Comparison between neural networks and partial least squares for intra-growth ring wood density measurement with hyperspectral imaging

• Hyperspectral imaging allows measuring wood density at 79 μm spatial resolution.
• Partial least squares or neural networks transform hyperspectral data to density.
• Neural networks provide better results than partial least squares.
• The mean absolute percentage error for neural networks is 6.49%.
• Our method may substitute X-ray microdensitometry measurements.

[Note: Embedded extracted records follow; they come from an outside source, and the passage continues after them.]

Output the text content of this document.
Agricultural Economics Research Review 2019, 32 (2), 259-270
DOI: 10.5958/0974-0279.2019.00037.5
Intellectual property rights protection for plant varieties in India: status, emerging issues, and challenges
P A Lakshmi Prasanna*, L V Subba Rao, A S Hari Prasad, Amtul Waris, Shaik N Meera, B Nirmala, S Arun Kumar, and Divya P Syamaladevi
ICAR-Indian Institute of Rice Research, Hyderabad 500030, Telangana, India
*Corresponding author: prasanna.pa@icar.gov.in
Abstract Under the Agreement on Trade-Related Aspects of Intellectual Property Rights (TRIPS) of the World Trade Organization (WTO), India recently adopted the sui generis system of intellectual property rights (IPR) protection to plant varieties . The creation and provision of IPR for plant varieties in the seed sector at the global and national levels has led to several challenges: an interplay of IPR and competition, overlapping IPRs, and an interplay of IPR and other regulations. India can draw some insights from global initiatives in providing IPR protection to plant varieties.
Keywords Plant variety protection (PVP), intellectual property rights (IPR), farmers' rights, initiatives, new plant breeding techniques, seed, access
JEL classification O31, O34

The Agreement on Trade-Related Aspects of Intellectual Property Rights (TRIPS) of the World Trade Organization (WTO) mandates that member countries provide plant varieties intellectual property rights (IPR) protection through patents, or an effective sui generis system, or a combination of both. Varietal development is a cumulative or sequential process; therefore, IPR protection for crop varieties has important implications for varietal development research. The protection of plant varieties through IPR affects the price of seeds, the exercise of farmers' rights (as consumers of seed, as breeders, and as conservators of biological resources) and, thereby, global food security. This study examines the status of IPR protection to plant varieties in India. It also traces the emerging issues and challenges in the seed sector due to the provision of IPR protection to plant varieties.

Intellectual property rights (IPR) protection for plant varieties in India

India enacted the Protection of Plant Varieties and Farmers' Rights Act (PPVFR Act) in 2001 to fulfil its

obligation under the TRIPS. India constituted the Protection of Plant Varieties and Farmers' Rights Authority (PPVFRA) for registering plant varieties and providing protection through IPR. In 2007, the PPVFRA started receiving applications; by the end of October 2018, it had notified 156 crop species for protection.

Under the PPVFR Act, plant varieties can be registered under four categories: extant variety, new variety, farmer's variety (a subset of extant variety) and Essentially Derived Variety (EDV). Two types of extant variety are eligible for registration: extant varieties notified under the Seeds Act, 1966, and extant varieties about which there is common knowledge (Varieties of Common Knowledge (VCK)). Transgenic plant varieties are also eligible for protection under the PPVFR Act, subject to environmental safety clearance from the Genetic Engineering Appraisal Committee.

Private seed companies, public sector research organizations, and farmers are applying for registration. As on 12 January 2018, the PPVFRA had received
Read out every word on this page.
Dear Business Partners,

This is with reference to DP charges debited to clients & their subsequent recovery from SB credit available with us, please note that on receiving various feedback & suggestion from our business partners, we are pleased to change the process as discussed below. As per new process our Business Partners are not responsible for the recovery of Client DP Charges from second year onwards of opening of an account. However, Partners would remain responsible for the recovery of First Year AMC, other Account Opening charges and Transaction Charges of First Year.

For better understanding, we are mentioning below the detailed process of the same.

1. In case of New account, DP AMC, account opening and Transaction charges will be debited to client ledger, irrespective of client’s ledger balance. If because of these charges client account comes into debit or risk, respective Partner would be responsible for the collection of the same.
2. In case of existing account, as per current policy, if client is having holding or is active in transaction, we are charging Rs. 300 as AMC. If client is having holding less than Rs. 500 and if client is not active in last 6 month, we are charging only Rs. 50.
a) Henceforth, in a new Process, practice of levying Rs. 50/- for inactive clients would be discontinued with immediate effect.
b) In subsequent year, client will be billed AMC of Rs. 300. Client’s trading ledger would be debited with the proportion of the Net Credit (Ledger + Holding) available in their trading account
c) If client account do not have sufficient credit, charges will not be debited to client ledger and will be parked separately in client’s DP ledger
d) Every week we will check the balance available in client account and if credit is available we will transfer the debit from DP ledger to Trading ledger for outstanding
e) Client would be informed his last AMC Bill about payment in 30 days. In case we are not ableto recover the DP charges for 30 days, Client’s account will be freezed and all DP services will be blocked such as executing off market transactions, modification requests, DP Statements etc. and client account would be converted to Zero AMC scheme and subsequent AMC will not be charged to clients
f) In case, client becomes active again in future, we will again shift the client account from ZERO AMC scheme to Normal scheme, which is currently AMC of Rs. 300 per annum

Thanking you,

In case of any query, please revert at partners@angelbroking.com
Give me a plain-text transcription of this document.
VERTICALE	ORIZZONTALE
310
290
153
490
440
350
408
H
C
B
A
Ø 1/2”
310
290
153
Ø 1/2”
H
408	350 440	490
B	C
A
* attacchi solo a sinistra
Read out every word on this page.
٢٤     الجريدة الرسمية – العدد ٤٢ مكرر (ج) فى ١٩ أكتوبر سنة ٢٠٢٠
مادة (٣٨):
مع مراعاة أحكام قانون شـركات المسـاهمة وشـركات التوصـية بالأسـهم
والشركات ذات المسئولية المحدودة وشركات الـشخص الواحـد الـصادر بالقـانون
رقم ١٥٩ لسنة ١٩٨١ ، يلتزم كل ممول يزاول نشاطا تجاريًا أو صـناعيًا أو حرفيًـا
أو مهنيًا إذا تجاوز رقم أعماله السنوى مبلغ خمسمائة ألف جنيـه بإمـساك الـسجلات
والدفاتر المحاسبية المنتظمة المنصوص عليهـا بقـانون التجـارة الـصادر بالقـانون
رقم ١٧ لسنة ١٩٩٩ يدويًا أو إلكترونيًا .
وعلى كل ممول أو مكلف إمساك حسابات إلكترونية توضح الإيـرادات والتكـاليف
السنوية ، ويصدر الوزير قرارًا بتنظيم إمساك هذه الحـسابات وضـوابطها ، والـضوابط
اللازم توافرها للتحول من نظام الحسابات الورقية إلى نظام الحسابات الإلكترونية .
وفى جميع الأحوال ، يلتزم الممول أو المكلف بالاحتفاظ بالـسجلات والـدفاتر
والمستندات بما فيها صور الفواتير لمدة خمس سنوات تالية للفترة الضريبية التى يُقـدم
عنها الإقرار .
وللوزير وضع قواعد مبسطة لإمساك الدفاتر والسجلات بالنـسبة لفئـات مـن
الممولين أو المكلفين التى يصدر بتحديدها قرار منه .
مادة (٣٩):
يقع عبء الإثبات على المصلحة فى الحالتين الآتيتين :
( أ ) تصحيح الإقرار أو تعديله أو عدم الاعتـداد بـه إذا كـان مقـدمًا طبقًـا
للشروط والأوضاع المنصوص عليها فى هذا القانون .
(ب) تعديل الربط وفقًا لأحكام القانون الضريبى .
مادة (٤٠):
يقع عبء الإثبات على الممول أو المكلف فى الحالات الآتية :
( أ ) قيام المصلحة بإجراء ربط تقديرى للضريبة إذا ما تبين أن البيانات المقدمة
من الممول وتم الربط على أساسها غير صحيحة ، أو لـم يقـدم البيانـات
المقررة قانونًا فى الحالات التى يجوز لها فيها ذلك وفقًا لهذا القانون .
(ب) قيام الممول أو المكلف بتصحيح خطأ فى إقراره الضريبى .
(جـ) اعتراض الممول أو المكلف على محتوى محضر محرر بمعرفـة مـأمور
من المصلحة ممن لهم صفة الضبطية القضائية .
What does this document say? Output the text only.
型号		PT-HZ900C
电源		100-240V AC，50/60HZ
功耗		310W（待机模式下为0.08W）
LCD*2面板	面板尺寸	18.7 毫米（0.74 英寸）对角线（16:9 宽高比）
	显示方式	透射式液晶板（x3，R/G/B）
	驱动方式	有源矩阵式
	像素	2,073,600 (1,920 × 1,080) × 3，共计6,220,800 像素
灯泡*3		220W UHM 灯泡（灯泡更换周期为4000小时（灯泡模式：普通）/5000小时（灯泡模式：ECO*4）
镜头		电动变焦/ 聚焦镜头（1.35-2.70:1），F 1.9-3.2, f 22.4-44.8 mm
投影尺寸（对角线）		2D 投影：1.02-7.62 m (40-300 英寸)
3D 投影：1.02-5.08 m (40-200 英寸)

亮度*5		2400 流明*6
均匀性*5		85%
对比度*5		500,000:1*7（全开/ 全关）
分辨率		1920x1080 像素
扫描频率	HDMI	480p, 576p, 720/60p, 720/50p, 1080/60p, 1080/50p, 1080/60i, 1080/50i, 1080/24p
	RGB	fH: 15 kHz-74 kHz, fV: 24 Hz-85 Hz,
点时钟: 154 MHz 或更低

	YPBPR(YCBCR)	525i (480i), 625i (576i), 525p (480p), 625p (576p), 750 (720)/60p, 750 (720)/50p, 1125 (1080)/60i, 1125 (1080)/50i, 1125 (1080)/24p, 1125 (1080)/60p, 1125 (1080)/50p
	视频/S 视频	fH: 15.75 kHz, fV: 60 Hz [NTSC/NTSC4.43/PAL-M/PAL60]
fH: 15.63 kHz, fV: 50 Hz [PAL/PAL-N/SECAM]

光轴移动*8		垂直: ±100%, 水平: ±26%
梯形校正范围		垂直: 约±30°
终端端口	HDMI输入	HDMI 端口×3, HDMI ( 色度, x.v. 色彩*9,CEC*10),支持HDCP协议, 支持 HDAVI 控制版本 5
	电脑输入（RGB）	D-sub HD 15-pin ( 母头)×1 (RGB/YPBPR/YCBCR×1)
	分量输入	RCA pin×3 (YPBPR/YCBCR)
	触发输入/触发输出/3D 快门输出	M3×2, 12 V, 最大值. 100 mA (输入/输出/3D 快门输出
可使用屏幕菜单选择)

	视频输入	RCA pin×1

In this paper, a procedure for transforming hyperspectral imaging information into intra-growth ring wood densities is presented. Particular focus was given to comparing the neural network and Partial Least Squares Regression (PLSR) processing methods. The hyperspectral measurements were performed in a wavelength range of 380–1028 nm, with a spatial separation of 79 μm. The study employed 34 samples from the same number of Pinus pinea tree samples. Density values were analyzed at a total of 34,093 positions in the samples. For neural networks, the mean absolute percentage error (MAPE) and standard deviation of absolute percentage error (StdAPE) values were 6.49% and 5.43%, respectively. For the PLSR method the MAPE and StdAPE were 6.87% and 5.70%, respectively. The neural networks allow reducing the percentage of sample positions with large errors. The proposed method for density measurement can be used for dendrochronology and dendroclimatology.